DeVore on Friday was responding to criticism of the shelter from a volunteer who had contacted Delegate Kevin Kelly.
In an email to Kelly that the delegate shared with the Times-News, the volunteer said a room that holds sick dogs and cats is not air-conditioned in spite of the fact that three units had been donated.
The volunteer also expressed concern that many cats in what is called the Purple Room are kept in cages and carriers for extended periods.
Writing about the Purple Room, the volunteer said, “The last kitty I took care of in that room was living in a carrier on the bottom level on the floor. When I opened the carrier and lifted her out, once again I just cried. Her food and water bowls were filthy and her blanket was soaked and smelled of urine terribly.”
As a state legislator, Kelly recognized his lack of jurisdiction in a county matter, but passed the email on to the county commissioners.
“I am very protective of animals and I cannot abide the inhumane treatment of these poor, defenseless creatures,” Kelly wrote.
“We have 160 cats and 60 dogs right now,” DeVore said Friday. “We are at the peak of kitten season. It’s breeding season for cats. This is the same situation we were in last summer.

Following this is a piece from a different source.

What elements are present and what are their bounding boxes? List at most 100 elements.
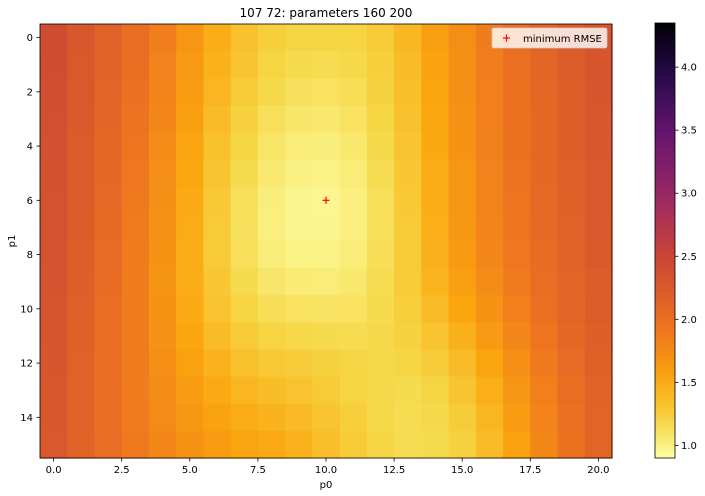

“A shelter is a place of last resort,” DeVore said. “I have my own dogs and cats. Do I treat them the way dogs and cats are treated in a shelter? No, but (at the shelter) we do the absolute best we can for them until we can move them on to bigger and better things.”
DeVore said the sick room will be air-conditioned, but it isn’t a matter of simply putting an air conditioner in a window.
“We have to knock louvers out of a cinder block wall to place the air conditioners and there has to be electrical work done,” he said. “Although the sick room needs to be warmer because of the condition of the animals, a door to an air-conditioned room can be opened so some cooler air enters if needed.”
The building’s central air-conditioning system does not include the sick room out of concern for spreading disease, according to DeVore.
DeVore said each animal is provided daily with enough food to meet its dietary needs. “Water dishes are checked throughout the day and, if they are empty, water is added,” he said.
DeVore said that two years ago the shelter was able to save only 15 percent of the animals it housed.
“Then last year that rate jumped to 93 percent and this year we have euthanized only 20 animals,” he said.
“We appreciate all of our volunteers. Some people who come to the shelter for the first time say they could never return because it is too heartbreaking,” DeVore said.
“That’s the heartbreak our volunteers deal with every day, but when we have animals adopted it is all worthwhile. A shelter is a temporary place for dogs and cats, nothing more.”